Do not, however, think me exacting: I am far from being that! The same sentiment which makes me notice these privations enables me to support them with courage, when they are the proof, or the cause, of my friends’ happiness. I do not count on you, therefore, for to-morrow evening, save in so far as love may leave you free and disengaged, and I forbid you to make the least sacrifice for me.
Adieu, Chevalier; it will be a real festival to see you again: will you come?
At the Château de ..., 29th November, 17**.
LETTER THE HUNDRED AND FORTY-SEVENTH
MADAME DE VOLANGES TO MADAME DE ROSEMONDE
I am sure you will be as grieved as I am, my worthy friend, to learn of the condition in which Madame de Tourvel lies; she has been ill since yesterday: her disorder appeared so suddenly, and exhibits such grave symptoms, that I am really alarmed.
A burning fever, a violent and almost constant delirium, an unquenchable thirst: that is all that can be remarked. The doctors say they can make no diagnosis as yet; and the treatment will be all the more difficult, because the patient refuses every kind of remedy with such obstinacy that it was necessary to hold her down by force to bleed her; and the same course had to be followed on two other occasions to tie up her bandage, which in her delirium she persists in tearing off.
You, who have seen her, as I have, so fragile, timid and quiet, cannot conceive that four persons are barely enough to hold her; and at the slightest expostulation she flies into indescribable fury! For my part, I am afraid it is something worse than delirium, and that she is really gone out of her mind.

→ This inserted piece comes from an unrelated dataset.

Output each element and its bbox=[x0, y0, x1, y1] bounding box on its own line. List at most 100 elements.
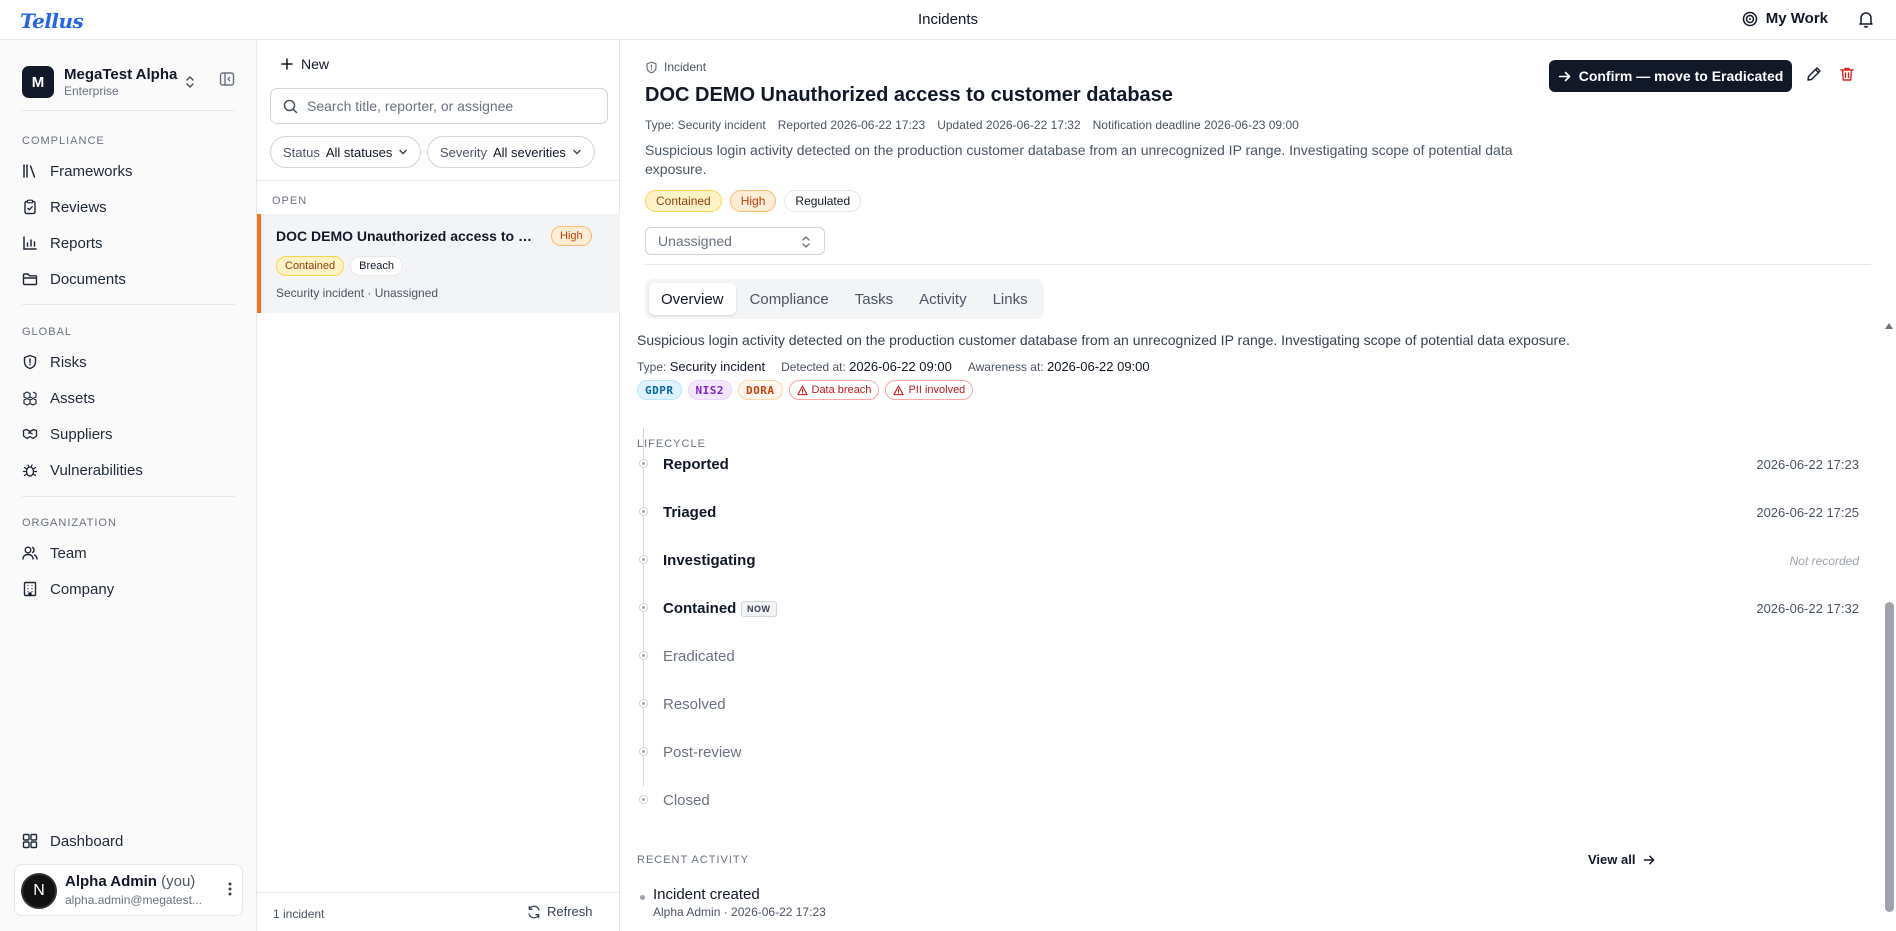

What increases my fear on this subject is a thing which occurred the day before yesterday. Upon that day, she arrived about eleven o’clock in the forenoon, with her waiting-maid, at the Convent of.... As she was educated in that house, and had continued the habit of sometimes visiting it, she was received as usual, and seemed to everyone calm and in good health. About two hours later, she enquired if the room she had occupied as a school-girl was vacant, and, on being answered in the affirmative, she asked to go and see it: the Prioress accompanied her with some other nuns. It was then that she declared that she had come back to take her abode in that room, which, said she, she ought never to have left, and which, she added, she would never leave until her death: those were her words.
At first they knew not what to say: but when their first astonishment was over, it was represented to her that her position as a married woman prevented them from receiving her without a special permission. Neither this, nor a thousand other reasons, made any impression; and from that moment she obstinately refused, not only to leave the convent, but even her room. At last, weary of the discussion, they consented, at seven o’clock in the evening, that she should pass the night there. Her carriage and servants were dismissed; and they awaited the next day to come to some decision.